Hanks continues his involvement in boxing and gets to be a guest at various tournaments. He continues to write the occasional article(s) for New Zealand and overseas' publications. Johnny Hanks roles within the sport as boxer, second, trainer, judge, referee, reporter and promoter have him recognised within boxing circles as knowledgeable of the fight game and a 'gentleman' of the sport.

==Career==

===Amateur career===
37 Fights, 30 Wins, 2 Draws, 5 Losses

- 1949 Runner-up Auckland junior paperweight championships
- 1950 King Country junior flyweight champion
- 1950 King Country senior paperweight champion
- 1950 Bay of Plenty senior paperweight champion
- 1950 Auckland senior paperweight champion
- 1951 Auckland senior flyweight champion
- 1952 Auckland senior bantamweight champion
- 1952 New Zealand bantamweight champion

Awards
- The Most Scientific Boxer Trophy 1950, 1951 and 1952.

===Professional career===
Fighting out of Auckland New Zealand, Hanks became a professional boxer in 1953, and was an immediate success winning his first five fights. On 13 April 1953 in Auckland New Zealand he defeated Morrie O'Sullivan in a hard-fought fight on points, and on 25 May 1953 defeated Bob Broadhurst on points, whom he would meet again.

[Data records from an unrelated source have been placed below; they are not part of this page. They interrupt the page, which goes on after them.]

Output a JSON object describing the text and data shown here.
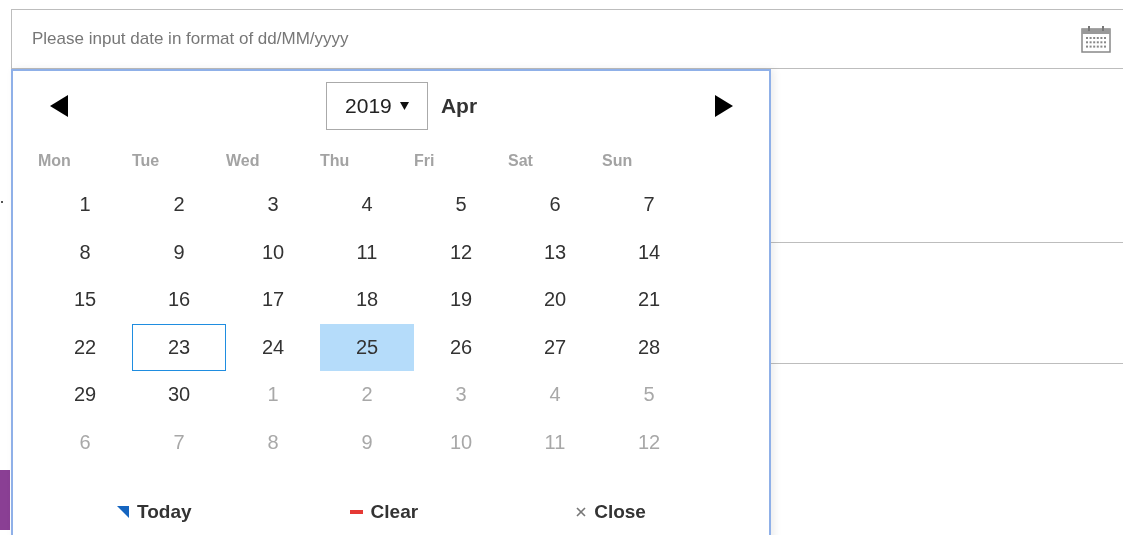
{
  "date_field": {
    "placeholder": "Please input date in format of dd/MM/yyyy"
  },
  "calendar": {
    "year": "2019",
    "month": "Apr",
    "weekdays": [
      "Mon",
      "Tue",
      "Wed",
      "Thu",
      "Fri",
      "Sat",
      "Sun"
    ],
    "weeks": [
      [
        {
          "label": "1",
          "muted": false,
          "today": false,
          "selected": false
        },
        {
          "label": "2",
          "muted": false,
          "today": false,
          "selected": false
        },
        {
          "label": "3",
          "muted": false,
          "today": false,
          "selected": false
        },
        {
          "label": "4",
          "muted": false,
          "today": false,
          "selected": false
        },
        {
          "label": "5",
          "muted": false,
          "today": false,
          "selected": false
        },
        {
          "label": "6",
          "muted": false,
          "today": false,
          "selected": false
        },
        {
          "label": "7",
          "muted": false,
          "today": false,
          "selected": false
        }
      ],
      [
        {
          "label": "8",
          "muted": false,
          "today": false,
          "selected": false
        },
        {
          "label": "9",
          "muted": false,
          "today": false,
          "selected": false
        },
        {
          "label": "10",
          "muted": false,
          "today": false,
          "selected": false
        },
        {
          "label": "11",
          "muted": false,
          "today": false,
          "selected": false
        },
        {
          "label": "12",
          "muted": false,
          "today": false,
          "selected": false
        },
        {
          "label": "13",
          "muted": false,
          "today": false,
          "selected": false
        },
        {
          "label": "14",
          "muted": false,
          "today": false,
          "selected": false
        }
      ],
      [
        {
          "label": "15",
          "muted": false,
          "today": false,
          "selected": false
        },
        {
          "label": "16",
          "muted": false,
          "today": false,
          "selected": false
        },
        {
          "label": "17",
          "muted": false,
          "today": false,
          "selected": false
        },
        {
          "label": "18",
          "muted": false,
          "today": false,
          "selected": false
        },
        {
          "label": "19",
          "muted": false,
          "today": false,
          "selected": false
        },
        {
          "label": "20",
          "muted": false,
          "today": false,
          "selected": false
        },
        {
          "label": "21",
          "muted": false,
          "today": false,
          "selected": false
        }
      ],
      [
        {
          "label": "22",
          "muted": false,
          "today": false,
          "selected": false
        },
        {
          "label": "23",
          "muted": false,
          "today": true,
          "selected": false
        },
        {
          "label": "24",
          "muted": false,
          "today": false,
          "selected": false
        },
        {
          "label": "25",
          "muted": false,
          "today": false,
          "selected": true
        },
        {
          "label": "26",
          "muted": false,
          "today": false,
          "selected": false
        },
        {
          "label": "27",
          "muted": false,
          "today": false,
          "selected": false
        },
        {
          "label": "28",
          "muted": false,
          "today": false,
          "selected": false
        }
      ],
      [
        {
          "label": "29",
          "muted": false,
          "today": false,
          "selected": false
        },
        {
          "label": "30",
          "muted": false,
          "today": false,
          "selected": false
        },
        {
          "label": "1",
          "muted": true,
          "today": false,
          "selected": false
        },
        {
          "label": "2",
          "muted": true,
          "today": false,
          "selected": false
        },
        {
          "label": "3",
          "muted": true,
          "today": false,
          "selected": false
        },
        {
          "label": "4",
          "muted": true,
          "today": false,
          "selected": false
        },
        {
          "label": "5",
          "muted": true,
          "today": false,
          "selected": false
        }
      ],
      [
        {
          "label": "6",
          "muted": true,
          "today": false,
          "selected": false
        },
        {
          "label": "7",
          "muted": true,
          "today": false,
          "selected": false
        },
        {
          "label": "8",
          "muted": true,
          "today": false,
          "selected": false
        },
        {
          "label": "9",
          "muted": true,
          "today": false,
          "selected": false
        },
        {
          "label": "10",
          "muted": true,
          "today": false,
          "selected": false
        },
        {
          "label": "11",
          "muted": true,
          "today": false,
          "selected": false
        },
        {
          "label": "12",
          "muted": true,
          "today": false,
          "selected": false
        }
      ]
    ],
    "footer": [
      {
        "kind": "today",
        "label": "Today"
      },
      {
        "kind": "clear",
        "label": "Clear"
      },
      {
        "kind": "close",
        "label": "Close"
      }
    ]
  }
}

He defeated Ray Ritchie on 20 July 1953, and again on 10 December 1953 this time stopping him in the third round. His second match up with Bob Broadhurst was on 3 August 1953 which he won.

On 14 June 1954 at Town Hall, Auckland, New Zealand he fought Lyn Philp for the vacant featherweight title, which he won by a KO in round eight, taking the featherweight title and belt.

It was on 16 May 1955 at the Town Hall, Dunedin, New Zealand, where he defeated Frank Wilson by TKO to become the New Zealand lightweight champion. Hanks was now holder of both the featherweight and lightweight titles.

After wins against Ray Mitchell and Joe McNally, he defended his lightweight title at the Town Hall, Dunedin, New Zealand, on 2 July 1956 against Joe McNally. Where he lost by TKO. He then defended his featherweight title at the Town Hall, Wellington, New Zealand, on 15 April 1957, where he lost to Billy Leckie. The first of four encounters between the two with Hanks winning the third in 1958. His last fight was in 1959 against Ian Mitchell, he then retired.

Coming out of retirement after six years Hanks made an unsuccessful comeback on 8 March 1965, at Carlaw Park, Auckland, New Zealand, against the formidable Manny Santos (arguably the best lightweight to ever come out of New Zealand). Being defeated by Santos in the second round by a TKO.